I miss you, little girl.
I hope you miss me just the same…
Mientras, el ritual de lo habitual de abrir los sitios web de varios periódicos me trae una sorpresa inesperada. Javier Escudero, un investigador de aquellos que le dedican su vida a una causa seria, encontró en los archivos de un pueblo de La Mancha a un hidalgo que atacó un molino de viento allá por 1594. Se trataba de un noble venido a menos que por este hecho fue torturado por la Inquisición, que sospechó que en la destrucción de una cruz frente al molino podía haber señales de herejía.

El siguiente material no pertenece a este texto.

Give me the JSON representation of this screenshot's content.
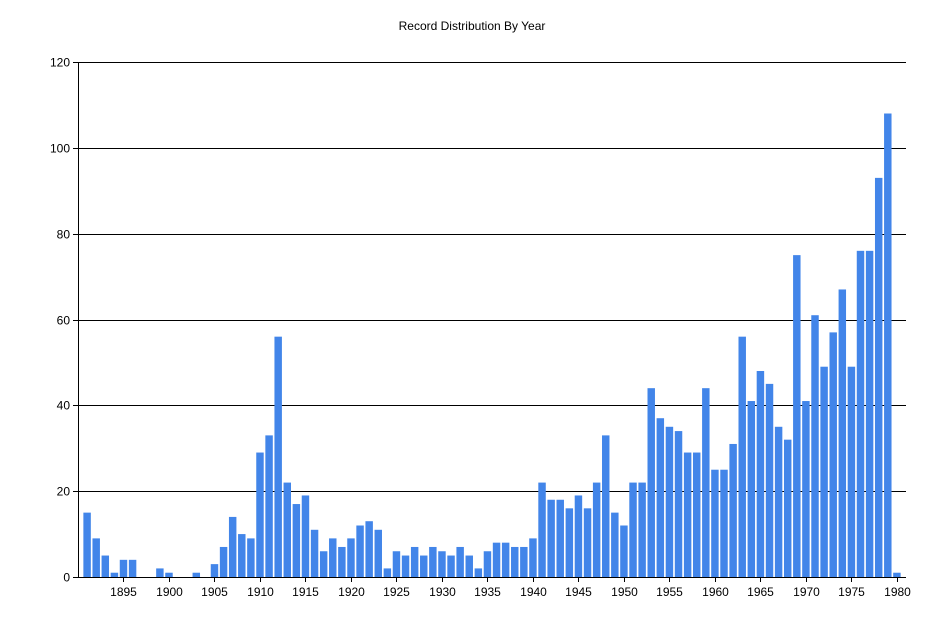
{
  "chart_data": {
    "type": "bar",
    "title": "Record Distribution By Year",
    "xlabel": "",
    "ylabel": "",
    "ylim": [
      0,
      120
    ],
    "yticks": [
      0,
      20,
      40,
      60,
      80,
      100,
      120
    ],
    "xlim": [
      1890,
      1980
    ],
    "xticks": [
      1895,
      1900,
      1905,
      1910,
      1915,
      1920,
      1925,
      1930,
      1935,
      1940,
      1945,
      1950,
      1955,
      1960,
      1965,
      1970,
      1975,
      1980
    ],
    "grid": "horizontal",
    "bar_color": "#4285E9",
    "x": [
      1891,
      1892,
      1893,
      1894,
      1895,
      1896,
      1897,
      1898,
      1899,
      1900,
      1901,
      1902,
      1903,
      1904,
      1905,
      1906,
      1907,
      1908,
      1909,
      1910,
      1911,
      1912,
      1913,
      1914,
      1915,
      1916,
      1917,
      1918,
      1919,
      1920,
      1921,
      1922,
      1923,
      1924,
      1925,
      1926,
      1927,
      1928,
      1929,
      1930,
      1931,
      1932,
      1933,
      1934,
      1935,
      1936,
      1937,
      1938,
      1939,
      1940,
      1941,
      1942,
      1943,
      1944,
      1945,
      1946,
      1947,
      1948,
      1949,
      1950,
      1951,
      1952,
      1953,
      1954,
      1955,
      1956,
      1957,
      1958,
      1959,
      1960,
      1961,
      1962,
      1963,
      1964,
      1965,
      1966,
      1967,
      1968,
      1969,
      1970,
      1971,
      1972,
      1973,
      1974,
      1975,
      1976,
      1977,
      1978,
      1979,
      1980
    ],
    "values": [
      15,
      9,
      5,
      1,
      4,
      4,
      0,
      0,
      2,
      1,
      0,
      0,
      1,
      0,
      3,
      7,
      14,
      10,
      9,
      29,
      33,
      56,
      22,
      17,
      19,
      11,
      6,
      9,
      7,
      9,
      12,
      13,
      11,
      2,
      6,
      5,
      7,
      5,
      7,
      6,
      5,
      7,
      5,
      2,
      6,
      8,
      8,
      7,
      7,
      9,
      22,
      18,
      18,
      16,
      19,
      16,
      22,
      33,
      15,
      12,
      22,
      22,
      44,
      37,
      35,
      34,
      29,
      29,
      44,
      25,
      25,
      31,
      56,
      41,
      48,
      45,
      35,
      32,
      75,
      41,
      61,
      49,
      57,
      67,
      49,
      76,
      76,
      93,
      108,
      1
    ]
  }
}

En otras palabras, Escudero encontró el parte policial (con multa incluida: 3 000 maravedíes) que valida una de las historias de don Quijote. Y lo encontró en un lugar de La Mancha que tiene nombre: El Toboso (sí, el pueblo de esa Dulcinea).
De acuerdo con Escudero, los hechos relatados en el Quijote son reales y pertenecen a historias de un puñado de familias de la región de El Toboso. En apariencia, Cervantes conocía la región y estas anécdotas, las cuales reflejó en su obra.

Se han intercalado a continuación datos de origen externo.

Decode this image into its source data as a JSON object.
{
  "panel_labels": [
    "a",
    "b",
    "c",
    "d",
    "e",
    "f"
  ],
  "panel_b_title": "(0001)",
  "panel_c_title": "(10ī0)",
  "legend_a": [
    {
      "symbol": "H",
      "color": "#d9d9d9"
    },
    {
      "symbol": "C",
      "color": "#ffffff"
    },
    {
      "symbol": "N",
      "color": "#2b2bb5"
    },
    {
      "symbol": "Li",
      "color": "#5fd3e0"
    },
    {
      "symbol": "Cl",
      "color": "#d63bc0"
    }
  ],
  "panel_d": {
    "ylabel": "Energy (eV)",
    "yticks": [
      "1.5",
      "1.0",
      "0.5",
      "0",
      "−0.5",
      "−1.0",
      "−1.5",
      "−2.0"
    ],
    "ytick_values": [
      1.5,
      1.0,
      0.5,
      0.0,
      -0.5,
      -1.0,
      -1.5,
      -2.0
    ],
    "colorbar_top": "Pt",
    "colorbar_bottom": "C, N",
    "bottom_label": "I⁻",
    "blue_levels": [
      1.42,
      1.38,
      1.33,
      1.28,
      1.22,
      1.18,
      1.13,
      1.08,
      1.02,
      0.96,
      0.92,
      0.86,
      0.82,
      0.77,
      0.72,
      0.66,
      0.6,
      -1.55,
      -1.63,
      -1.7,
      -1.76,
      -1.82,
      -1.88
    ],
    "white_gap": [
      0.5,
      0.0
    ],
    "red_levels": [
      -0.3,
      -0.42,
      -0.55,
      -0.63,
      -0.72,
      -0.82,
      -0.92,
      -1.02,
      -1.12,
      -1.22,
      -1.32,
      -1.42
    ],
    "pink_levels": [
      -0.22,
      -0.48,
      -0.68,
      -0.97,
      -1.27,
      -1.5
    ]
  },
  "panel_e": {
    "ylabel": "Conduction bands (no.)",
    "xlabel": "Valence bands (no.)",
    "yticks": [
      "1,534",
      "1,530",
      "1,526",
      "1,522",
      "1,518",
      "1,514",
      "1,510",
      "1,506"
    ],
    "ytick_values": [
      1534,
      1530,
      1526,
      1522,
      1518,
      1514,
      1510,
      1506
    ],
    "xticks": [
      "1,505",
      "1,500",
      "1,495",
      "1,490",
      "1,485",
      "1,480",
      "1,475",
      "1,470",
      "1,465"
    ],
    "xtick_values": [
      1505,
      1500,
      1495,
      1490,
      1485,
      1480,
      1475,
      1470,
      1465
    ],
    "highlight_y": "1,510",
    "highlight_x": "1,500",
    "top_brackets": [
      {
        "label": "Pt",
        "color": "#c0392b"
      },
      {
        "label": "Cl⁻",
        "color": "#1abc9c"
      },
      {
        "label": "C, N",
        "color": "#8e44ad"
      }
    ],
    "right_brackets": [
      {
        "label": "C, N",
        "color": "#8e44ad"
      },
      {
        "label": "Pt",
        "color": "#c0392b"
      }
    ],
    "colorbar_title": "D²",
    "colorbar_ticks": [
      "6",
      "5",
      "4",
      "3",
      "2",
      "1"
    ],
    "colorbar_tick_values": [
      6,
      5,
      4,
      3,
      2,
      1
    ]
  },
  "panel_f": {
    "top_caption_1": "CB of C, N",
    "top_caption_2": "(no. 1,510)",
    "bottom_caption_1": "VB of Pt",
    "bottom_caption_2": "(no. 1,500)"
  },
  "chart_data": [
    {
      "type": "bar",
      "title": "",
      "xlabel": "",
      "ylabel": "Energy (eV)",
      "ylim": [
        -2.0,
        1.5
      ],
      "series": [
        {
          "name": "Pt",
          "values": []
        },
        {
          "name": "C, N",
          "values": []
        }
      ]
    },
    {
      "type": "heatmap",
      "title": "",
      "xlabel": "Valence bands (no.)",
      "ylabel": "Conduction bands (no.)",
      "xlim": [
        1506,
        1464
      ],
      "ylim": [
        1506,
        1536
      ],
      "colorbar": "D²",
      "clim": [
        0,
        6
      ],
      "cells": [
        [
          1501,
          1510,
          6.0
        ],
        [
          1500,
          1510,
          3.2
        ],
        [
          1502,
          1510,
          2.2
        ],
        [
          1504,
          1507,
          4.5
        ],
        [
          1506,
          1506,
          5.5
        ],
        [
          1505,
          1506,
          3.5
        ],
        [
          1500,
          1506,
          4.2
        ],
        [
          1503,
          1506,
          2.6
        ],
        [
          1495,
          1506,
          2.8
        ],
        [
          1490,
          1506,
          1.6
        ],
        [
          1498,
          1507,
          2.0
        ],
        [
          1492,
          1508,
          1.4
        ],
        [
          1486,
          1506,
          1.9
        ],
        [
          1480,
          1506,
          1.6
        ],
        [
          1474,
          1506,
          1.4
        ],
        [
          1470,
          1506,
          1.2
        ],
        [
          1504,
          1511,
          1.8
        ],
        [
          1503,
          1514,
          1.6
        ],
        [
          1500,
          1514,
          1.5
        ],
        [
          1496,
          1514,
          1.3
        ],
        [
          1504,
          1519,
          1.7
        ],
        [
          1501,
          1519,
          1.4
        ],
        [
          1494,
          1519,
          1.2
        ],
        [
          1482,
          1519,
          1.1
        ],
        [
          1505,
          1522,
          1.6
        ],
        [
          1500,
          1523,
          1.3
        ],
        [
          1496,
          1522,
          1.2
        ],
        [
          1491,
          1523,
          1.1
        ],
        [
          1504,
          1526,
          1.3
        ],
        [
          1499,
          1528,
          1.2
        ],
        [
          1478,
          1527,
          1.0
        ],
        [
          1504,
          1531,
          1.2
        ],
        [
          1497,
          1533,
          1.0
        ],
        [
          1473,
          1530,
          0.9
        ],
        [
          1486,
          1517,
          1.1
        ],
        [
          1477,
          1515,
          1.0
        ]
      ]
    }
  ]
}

Este hallazgo seguramente merece más crédito que el que ha obtenido hasta ahora. Mientras regreso a casa pienso en lo mucho que me gustaría escribir en esta columna sobre los roqueros que le han cantado a Cervantes, pero es poco o nada lo que se puede citar. A mi memoria vienen la lamentable Don Quixote, de Coldplay (de la cual de todas formas pongo un vínculo), y Molinos de viento, de Mägo de Oz:
Amigo Sancho, escúchame.
No todo tiene aquí un porqué.
Un camino lo hacen los pies…
No hay mucho más que pueda encontrar para esta columna. Seguramente la épica de un caballero venido a menos cargando contra un molino de viento no ha servido de inspiración para grandes blues o para el cabalgar de las guitarras eléctricas.

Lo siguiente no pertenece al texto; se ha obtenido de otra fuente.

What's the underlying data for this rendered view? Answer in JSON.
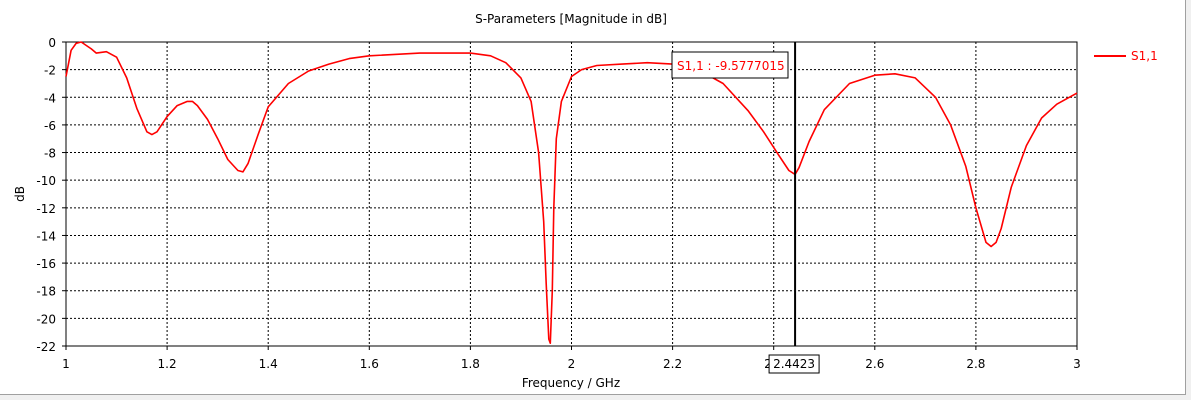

Así pues, con el miedo a la página en blanco, mis dedos pasean nerviosamente sobre el teclado tratando de juntar unas líneas mientras en mis audífonos suena I’m the Mountain, de los Stoned Jesus, una maravillosa banda de Ucrania que juega a ser una combinación oscurantista de los primeros días de Black Sabbath con Soundgarden (doom metal denominan a este género). Luego, los alemanes del Samsara Blues Experiment me regalan una dosis de psicodelia, de aquellas que la radio no pondrían jamás, con For the Lost Souls, de inagotables diez minutos.
Y al final me doy por vencido: no estoy para pelear por que esta maquila cumpla con la épica de inspirar a generaciones de roqueros a componer sobre el Quijote. Estoy, eso sí, para alabar la labor de investigadores como Escudero, capaces de sumergirse en un archivo para desenterrar la vida de gentes que hace cinco siglos ya sabían lidiar con el hambre, el amor, el desamor y la Inquisición, que nunca ha acabado de irse del todo de nuestro medio.
Y termino estas líneas en el sitio donde me gusta acabar mis días: en brazos de mis hijas. Sus abrazos son sinceros y abarcan el mundo. Así quisiera quedarme, incluso con esa tonta película de hadas.